Real-Time Tracking of Gene Therapy by Bioactivated MR contrast Probes - Abstract: Real-Time Tracking of Gene Therapy by Bioactivated MR contrast Probes
With mean survival rate of 5 years (and most cases are fatal) lysomal storage diseases (LSD) are among
the most dismal of prognosis in all of medicine. LSD's represent a large number of monogenetic diseases and
while rare the prevalence is to hemophilia. As monogenetic diseases with clearly defined genotype-phenotype
relations, lysosomal storage diseases are excellent candidates for gene therapy. The transformative results
documented in an adeno-associated virus (AAV) gene therapy clinical trial in infants affected by spinal
muscular atrophy demonstrated unequivocally the potential of in vivo gene transfer to treat monogenic
neurological disorder.
However, to date, there is a lack of non-invasive ways to determine biodistribution or activity levels of these
AAV therapies in patients. This is a significant hinderance, leaving investigators guessing which organs or
structures are effectively treated and, due to the lag time associated with clinical disease progression, this
limitation ultimately impacts the evolution of treatment modalities.
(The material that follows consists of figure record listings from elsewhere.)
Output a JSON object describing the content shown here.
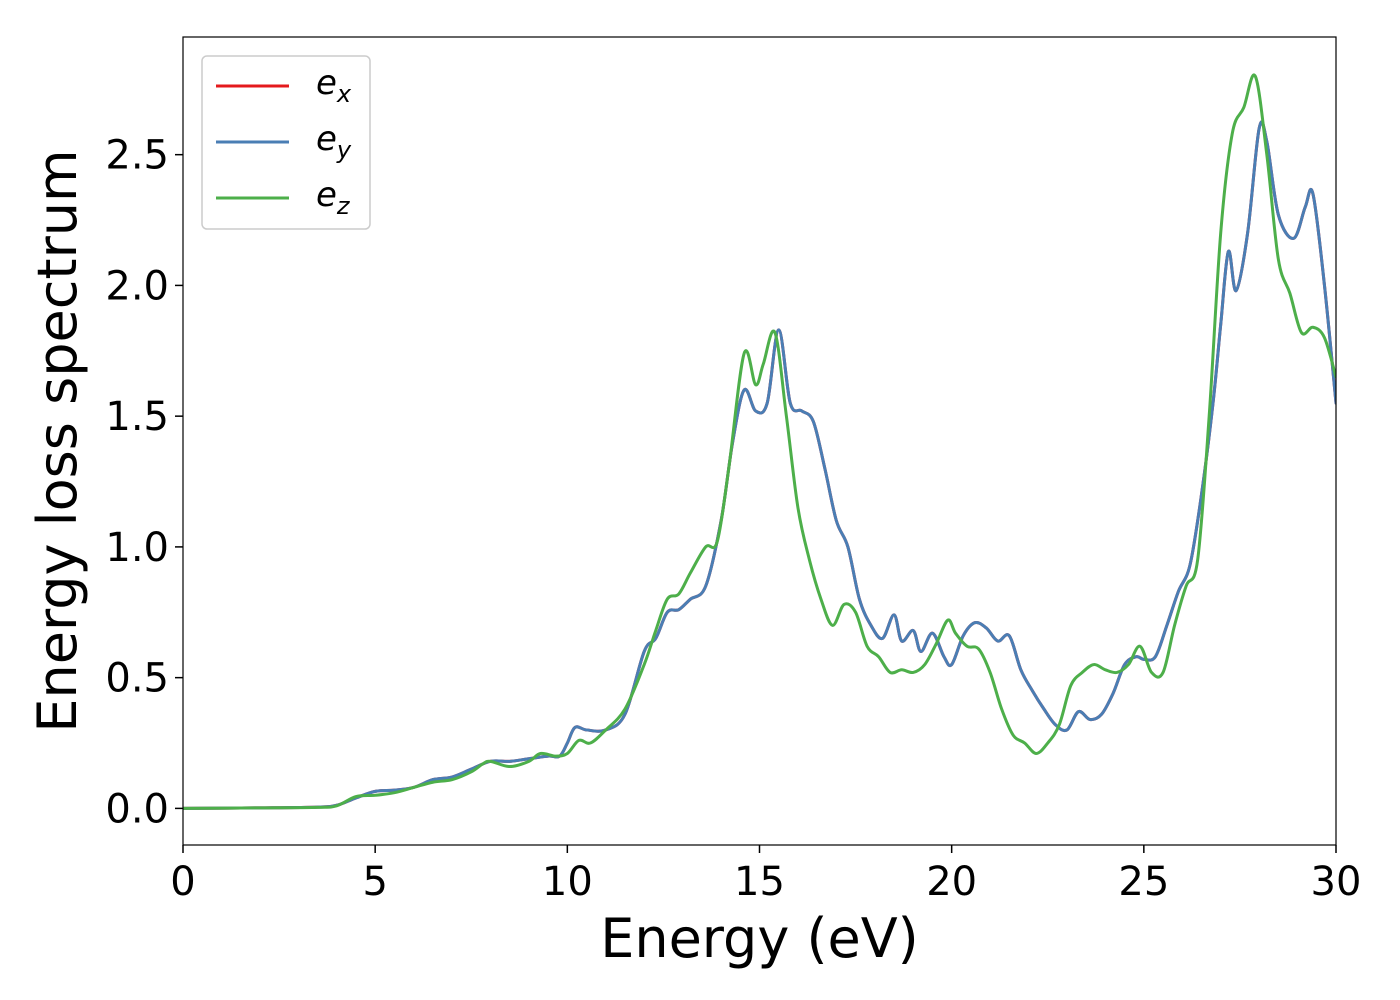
{
  "chart_data": {
    "type": "line",
    "xlabel": "Energy (eV)",
    "ylabel": "Energy loss spectrum",
    "xlim": [
      0,
      30
    ],
    "ylim": [
      -0.14,
      2.95
    ],
    "xticks": [
      0,
      5,
      10,
      15,
      20,
      25,
      30
    ],
    "xtick_labels": [
      "0",
      "5",
      "10",
      "15",
      "20",
      "25",
      "30"
    ],
    "yticks": [
      0,
      0.5,
      1,
      1.5,
      2,
      2.5
    ],
    "ytick_labels": [
      "0.0",
      "0.5",
      "1.0",
      "1.5",
      "2.0",
      "2.5"
    ],
    "grid": false,
    "legend_position": "top-left",
    "series": [
      {
        "name": "e_x",
        "legend_base": "e",
        "legend_sub": "x",
        "color": "#e41a1c",
        "x": [
          0,
          2,
          3.5,
          4,
          4.5,
          5,
          5.5,
          6,
          6.5,
          7,
          7.5,
          8,
          8.5,
          9,
          9.5,
          9.8,
          10,
          10.2,
          10.5,
          11,
          11.5,
          12,
          12.3,
          12.6,
          12.9,
          13.2,
          13.6,
          14,
          14.3,
          14.6,
          14.9,
          15.2,
          15.5,
          15.8,
          16.1,
          16.4,
          16.7,
          17,
          17.3,
          17.6,
          17.9,
          18.2,
          18.5,
          18.7,
          19,
          19.2,
          19.5,
          19.8,
          20,
          20.3,
          20.6,
          20.9,
          21.2,
          21.5,
          21.8,
          22.1,
          22.4,
          22.7,
          23,
          23.3,
          23.6,
          23.9,
          24.2,
          24.5,
          24.8,
          25,
          25.3,
          25.6,
          25.9,
          26.2,
          26.5,
          26.8,
          27,
          27.2,
          27.4,
          27.7,
          28,
          28.2,
          28.5,
          28.9,
          29.2,
          29.4,
          29.7,
          30
        ],
        "y": [
          0,
          0.002,
          0.005,
          0.012,
          0.04,
          0.065,
          0.07,
          0.08,
          0.11,
          0.12,
          0.15,
          0.18,
          0.18,
          0.19,
          0.2,
          0.2,
          0.25,
          0.31,
          0.3,
          0.3,
          0.36,
          0.6,
          0.65,
          0.75,
          0.76,
          0.8,
          0.85,
          1.1,
          1.4,
          1.6,
          1.52,
          1.55,
          1.83,
          1.55,
          1.52,
          1.48,
          1.3,
          1.1,
          1.0,
          0.8,
          0.7,
          0.65,
          0.74,
          0.64,
          0.68,
          0.6,
          0.67,
          0.58,
          0.55,
          0.66,
          0.71,
          0.69,
          0.64,
          0.66,
          0.53,
          0.45,
          0.38,
          0.32,
          0.3,
          0.37,
          0.34,
          0.36,
          0.44,
          0.55,
          0.58,
          0.57,
          0.58,
          0.7,
          0.83,
          0.93,
          1.2,
          1.55,
          1.85,
          2.13,
          1.98,
          2.2,
          2.6,
          2.55,
          2.27,
          2.18,
          2.3,
          2.35,
          2.0,
          1.55
        ]
      },
      {
        "name": "e_y",
        "legend_base": "e",
        "legend_sub": "y",
        "color": "#4a7eb4",
        "x": [
          0,
          2,
          3.5,
          4,
          4.5,
          5,
          5.5,
          6,
          6.5,
          7,
          7.5,
          8,
          8.5,
          9,
          9.5,
          9.8,
          10,
          10.2,
          10.5,
          11,
          11.5,
          12,
          12.3,
          12.6,
          12.9,
          13.2,
          13.6,
          14,
          14.3,
          14.6,
          14.9,
          15.2,
          15.5,
          15.8,
          16.1,
          16.4,
          16.7,
          17,
          17.3,
          17.6,
          17.9,
          18.2,
          18.5,
          18.7,
          19,
          19.2,
          19.5,
          19.8,
          20,
          20.3,
          20.6,
          20.9,
          21.2,
          21.5,
          21.8,
          22.1,
          22.4,
          22.7,
          23,
          23.3,
          23.6,
          23.9,
          24.2,
          24.5,
          24.8,
          25,
          25.3,
          25.6,
          25.9,
          26.2,
          26.5,
          26.8,
          27,
          27.2,
          27.4,
          27.7,
          28,
          28.2,
          28.5,
          28.9,
          29.2,
          29.4,
          29.7,
          30
        ],
        "y": [
          0,
          0.002,
          0.005,
          0.012,
          0.04,
          0.065,
          0.07,
          0.08,
          0.11,
          0.12,
          0.15,
          0.18,
          0.18,
          0.19,
          0.2,
          0.2,
          0.25,
          0.31,
          0.3,
          0.3,
          0.36,
          0.6,
          0.65,
          0.75,
          0.76,
          0.8,
          0.85,
          1.1,
          1.4,
          1.6,
          1.52,
          1.55,
          1.83,
          1.55,
          1.52,
          1.48,
          1.3,
          1.1,
          1.0,
          0.8,
          0.7,
          0.65,
          0.74,
          0.64,
          0.68,
          0.6,
          0.67,
          0.58,
          0.55,
          0.66,
          0.71,
          0.69,
          0.64,
          0.66,
          0.53,
          0.45,
          0.38,
          0.32,
          0.3,
          0.37,
          0.34,
          0.36,
          0.44,
          0.55,
          0.58,
          0.57,
          0.58,
          0.7,
          0.83,
          0.93,
          1.2,
          1.55,
          1.85,
          2.13,
          1.98,
          2.2,
          2.6,
          2.55,
          2.27,
          2.18,
          2.3,
          2.35,
          2.0,
          1.55
        ]
      },
      {
        "name": "e_z",
        "legend_base": "e",
        "legend_sub": "z",
        "color": "#4daf4a",
        "x": [
          0,
          2,
          3.5,
          4,
          4.5,
          5,
          5.5,
          6,
          6.5,
          7,
          7.5,
          7.8,
          8,
          8.5,
          9,
          9.3,
          9.7,
          10,
          10.3,
          10.6,
          11,
          11.5,
          12,
          12.3,
          12.6,
          12.9,
          13.2,
          13.6,
          13.9,
          14.2,
          14.6,
          14.9,
          15.1,
          15.4,
          15.7,
          16,
          16.3,
          16.6,
          16.9,
          17.2,
          17.5,
          17.8,
          18.1,
          18.4,
          18.7,
          19,
          19.3,
          19.6,
          19.9,
          20.1,
          20.4,
          20.7,
          21,
          21.3,
          21.6,
          21.9,
          22.2,
          22.5,
          22.8,
          23.1,
          23.4,
          23.7,
          24,
          24.3,
          24.6,
          24.9,
          25.2,
          25.5,
          25.8,
          26.1,
          26.4,
          26.7,
          27,
          27.3,
          27.6,
          27.9,
          28.2,
          28.5,
          28.8,
          29.1,
          29.4,
          29.7,
          30
        ],
        "y": [
          0,
          0.002,
          0.004,
          0.01,
          0.045,
          0.05,
          0.06,
          0.08,
          0.1,
          0.11,
          0.14,
          0.17,
          0.18,
          0.16,
          0.18,
          0.21,
          0.2,
          0.21,
          0.26,
          0.25,
          0.3,
          0.38,
          0.55,
          0.68,
          0.8,
          0.82,
          0.9,
          1.0,
          1.02,
          1.3,
          1.74,
          1.62,
          1.7,
          1.82,
          1.5,
          1.15,
          0.95,
          0.8,
          0.7,
          0.78,
          0.75,
          0.62,
          0.58,
          0.52,
          0.53,
          0.52,
          0.55,
          0.63,
          0.72,
          0.67,
          0.62,
          0.61,
          0.52,
          0.38,
          0.28,
          0.25,
          0.21,
          0.25,
          0.32,
          0.47,
          0.52,
          0.55,
          0.53,
          0.52,
          0.55,
          0.62,
          0.52,
          0.52,
          0.7,
          0.85,
          0.95,
          1.5,
          2.2,
          2.58,
          2.68,
          2.8,
          2.5,
          2.1,
          1.97,
          1.82,
          1.84,
          1.8,
          1.65
        ]
      }
    ]
  }
}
In order to overcome these limitations, we propose the development of a new magnetic resonance imaging
(MRI)-based technology to track enzymatic activity in any organ, peripheral nervous system (PNS), or central
nervous system (CNS) over time and thus have the potential to be applicable to any LSD caused by an
enzymatic deficiency. Magnetic resonance imaging is an ideal technique for the study of neurological
disorders. This technique is has become a gold standard in diagnostic radiology as a result of the absence of
ionizing radiation and is capable of true 3D imaging and has been in use for several decades . Detailed
structural information can be obtained in minutes, and single slices in seconds. However, the need to
differentiate regions of tissues or organs that are magnetically similar but histologically distinct has been a
major impetus for the development of contrast enhancement agents. Greater than 40% of all MR procedures
employ contrast agents with more than 450,000 million doses to date have been administered to patients and
Gd(III) based contrast agents are among the safest clinical probes in use.
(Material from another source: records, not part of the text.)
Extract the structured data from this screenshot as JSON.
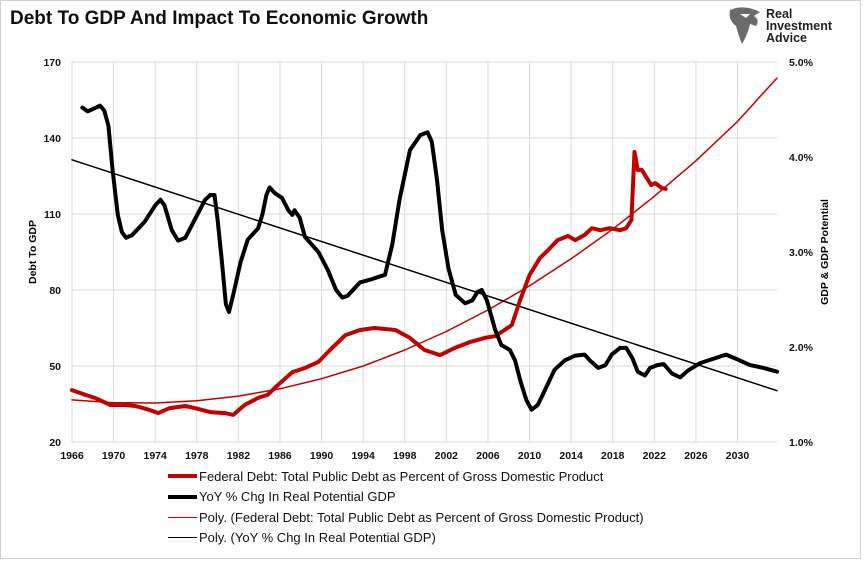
{
  "title": "Debt To GDP And Impact To Economic Growth",
  "logo": {
    "lines": [
      "Real",
      "Investment",
      "Advice"
    ],
    "icon": "eagle-head-icon"
  },
  "chart_data": {
    "type": "line",
    "title": "Debt To GDP And Impact To Economic Growth",
    "xlabel": "",
    "ylabel": "Debt To GDP",
    "y2label": "GDP & GDP Potential",
    "xlim": [
      1966,
      2033.8
    ],
    "ylim": [
      20,
      170
    ],
    "y2lim": [
      1.0,
      5.0
    ],
    "grid": true,
    "legend_position": "bottom",
    "x_ticks": [
      "1966",
      "1970",
      "1974",
      "1978",
      "1982",
      "1986",
      "1990",
      "1994",
      "1998",
      "2002",
      "2006",
      "2010",
      "2014",
      "2018",
      "2022",
      "2026",
      "2030"
    ],
    "y_ticks": [
      "170",
      "140",
      "110",
      "80",
      "50",
      "20"
    ],
    "y2_ticks": [
      "5.0%",
      "4.0%",
      "3.0%",
      "2.0%",
      "1.0%"
    ],
    "series": [
      {
        "name": "Federal Debt: Total Public Debt as Percent of Gross Domestic Product",
        "axis": "left",
        "color": "#c00000",
        "width": "thick",
        "points": [
          [
            1966.0,
            40.5
          ],
          [
            1967.3,
            38.6
          ],
          [
            1968.2,
            37.4
          ],
          [
            1969.7,
            34.6
          ],
          [
            1971.1,
            34.6
          ],
          [
            1972.1,
            34.2
          ],
          [
            1973.5,
            32.6
          ],
          [
            1974.3,
            31.4
          ],
          [
            1975.4,
            33.4
          ],
          [
            1976.9,
            34.2
          ],
          [
            1977.8,
            33.4
          ],
          [
            1979.3,
            31.8
          ],
          [
            1980.7,
            31.4
          ],
          [
            1981.5,
            30.7
          ],
          [
            1982.6,
            34.6
          ],
          [
            1983.9,
            37.4
          ],
          [
            1984.8,
            38.6
          ],
          [
            1985.8,
            42.5
          ],
          [
            1987.2,
            47.6
          ],
          [
            1988.4,
            49.2
          ],
          [
            1989.7,
            51.6
          ],
          [
            1991.0,
            57.1
          ],
          [
            1992.3,
            62.2
          ],
          [
            1993.7,
            64.2
          ],
          [
            1995.1,
            65.0
          ],
          [
            1997.1,
            64.2
          ],
          [
            1998.5,
            61.1
          ],
          [
            1999.9,
            56.3
          ],
          [
            2001.4,
            54.3
          ],
          [
            2002.8,
            57.1
          ],
          [
            2004.3,
            59.5
          ],
          [
            2005.7,
            61.1
          ],
          [
            2006.7,
            61.8
          ],
          [
            2007.6,
            64.2
          ],
          [
            2008.3,
            66.2
          ],
          [
            2009.1,
            76.1
          ],
          [
            2010.0,
            85.9
          ],
          [
            2011.0,
            92.6
          ],
          [
            2011.8,
            95.8
          ],
          [
            2012.7,
            99.7
          ],
          [
            2013.7,
            101.3
          ],
          [
            2014.4,
            99.7
          ],
          [
            2015.3,
            101.7
          ],
          [
            2016.0,
            104.4
          ],
          [
            2016.8,
            103.6
          ],
          [
            2017.7,
            104.4
          ],
          [
            2018.7,
            103.6
          ],
          [
            2019.3,
            104.4
          ],
          [
            2019.8,
            107.6
          ],
          [
            2020.1,
            134.5
          ],
          [
            2020.4,
            127.4
          ],
          [
            2020.8,
            127.4
          ],
          [
            2021.4,
            123.4
          ],
          [
            2021.7,
            121.4
          ],
          [
            2022.1,
            122.2
          ],
          [
            2022.7,
            120.3
          ],
          [
            2023.1,
            119.9
          ]
        ]
      },
      {
        "name": "YoY % Chg In Real Potential GDP",
        "axis": "right",
        "color": "#000000",
        "width": "thick",
        "points": [
          [
            1967.0,
            4.52
          ],
          [
            1967.5,
            4.48
          ],
          [
            1968.7,
            4.54
          ],
          [
            1969.1,
            4.49
          ],
          [
            1969.5,
            4.33
          ],
          [
            1969.9,
            3.86
          ],
          [
            1970.4,
            3.39
          ],
          [
            1970.8,
            3.21
          ],
          [
            1971.2,
            3.15
          ],
          [
            1971.8,
            3.18
          ],
          [
            1973.0,
            3.32
          ],
          [
            1974.0,
            3.49
          ],
          [
            1974.5,
            3.55
          ],
          [
            1974.9,
            3.49
          ],
          [
            1975.6,
            3.23
          ],
          [
            1976.2,
            3.12
          ],
          [
            1976.9,
            3.15
          ],
          [
            1977.8,
            3.34
          ],
          [
            1978.8,
            3.55
          ],
          [
            1979.3,
            3.6
          ],
          [
            1979.7,
            3.6
          ],
          [
            1980.0,
            3.34
          ],
          [
            1980.4,
            2.92
          ],
          [
            1980.8,
            2.45
          ],
          [
            1981.1,
            2.37
          ],
          [
            1981.5,
            2.55
          ],
          [
            1982.2,
            2.89
          ],
          [
            1982.9,
            3.13
          ],
          [
            1983.9,
            3.25
          ],
          [
            1984.3,
            3.39
          ],
          [
            1984.7,
            3.6
          ],
          [
            1985.0,
            3.68
          ],
          [
            1985.5,
            3.62
          ],
          [
            1986.2,
            3.57
          ],
          [
            1986.8,
            3.44
          ],
          [
            1987.2,
            3.39
          ],
          [
            1987.4,
            3.44
          ],
          [
            1987.9,
            3.36
          ],
          [
            1988.4,
            3.16
          ],
          [
            1989.7,
            3.0
          ],
          [
            1990.6,
            2.81
          ],
          [
            1991.4,
            2.6
          ],
          [
            1992.0,
            2.52
          ],
          [
            1992.5,
            2.54
          ],
          [
            1993.7,
            2.68
          ],
          [
            1994.7,
            2.71
          ],
          [
            1996.1,
            2.76
          ],
          [
            1996.8,
            3.08
          ],
          [
            1997.5,
            3.55
          ],
          [
            1998.5,
            4.07
          ],
          [
            1999.5,
            4.23
          ],
          [
            2000.2,
            4.26
          ],
          [
            2000.6,
            4.16
          ],
          [
            2001.1,
            3.76
          ],
          [
            2001.6,
            3.23
          ],
          [
            2002.2,
            2.83
          ],
          [
            2002.9,
            2.55
          ],
          [
            2003.8,
            2.46
          ],
          [
            2004.5,
            2.49
          ],
          [
            2005.0,
            2.58
          ],
          [
            2005.4,
            2.6
          ],
          [
            2005.9,
            2.49
          ],
          [
            2006.7,
            2.18
          ],
          [
            2007.3,
            2.02
          ],
          [
            2008.1,
            1.97
          ],
          [
            2008.6,
            1.86
          ],
          [
            2009.1,
            1.65
          ],
          [
            2009.7,
            1.44
          ],
          [
            2010.2,
            1.34
          ],
          [
            2010.8,
            1.39
          ],
          [
            2011.5,
            1.55
          ],
          [
            2012.4,
            1.76
          ],
          [
            2013.4,
            1.86
          ],
          [
            2014.4,
            1.91
          ],
          [
            2015.3,
            1.92
          ],
          [
            2015.8,
            1.86
          ],
          [
            2016.6,
            1.78
          ],
          [
            2017.3,
            1.81
          ],
          [
            2017.9,
            1.92
          ],
          [
            2018.7,
            1.99
          ],
          [
            2019.3,
            1.99
          ],
          [
            2019.9,
            1.88
          ],
          [
            2020.4,
            1.74
          ],
          [
            2021.1,
            1.7
          ],
          [
            2021.6,
            1.78
          ],
          [
            2022.3,
            1.81
          ],
          [
            2022.9,
            1.82
          ],
          [
            2023.7,
            1.72
          ],
          [
            2024.5,
            1.68
          ],
          [
            2025.2,
            1.75
          ],
          [
            2026.4,
            1.83
          ],
          [
            2027.5,
            1.87
          ],
          [
            2028.9,
            1.92
          ],
          [
            2030.0,
            1.87
          ],
          [
            2031.2,
            1.81
          ],
          [
            2032.5,
            1.78
          ],
          [
            2033.8,
            1.74
          ]
        ]
      },
      {
        "name": "Poly. (Federal Debt: Total Public Debt as Percent of Gross Domestic Product)",
        "axis": "left",
        "color": "#c00000",
        "width": "thin",
        "points": [
          [
            1966,
            36.6
          ],
          [
            1970,
            35.5
          ],
          [
            1974,
            35.4
          ],
          [
            1978,
            36.3
          ],
          [
            1982,
            38.1
          ],
          [
            1986,
            41.0
          ],
          [
            1990,
            45.0
          ],
          [
            1994,
            50.0
          ],
          [
            1998,
            56.3
          ],
          [
            2002,
            63.6
          ],
          [
            2006,
            72.1
          ],
          [
            2010,
            81.6
          ],
          [
            2014,
            92.3
          ],
          [
            2018,
            104.0
          ],
          [
            2022,
            117.0
          ],
          [
            2026,
            131.0
          ],
          [
            2030,
            146.5
          ],
          [
            2033.8,
            163.7
          ]
        ]
      },
      {
        "name": "Poly. (YoY % Chg In Real Potential GDP)",
        "axis": "right",
        "color": "#000000",
        "width": "thin",
        "points": [
          [
            1966,
            3.97
          ],
          [
            2033.8,
            1.54
          ]
        ]
      }
    ]
  }
}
We pioneered the development of bio-responsive (i.e., conditionally activated) MR contrast agents and
since that time a library of this class of probes has expanded from enzyme activated agents to pH sensitive,
the detection of ions such as Zn(II) and Ca(II), and redox activated. Here, we describe the development of a
platform where the substrate (that prevents access of water to a Gd(III) ion) is removed by an enzyme which
can be substituted to accommodate a number of gene therapy targets.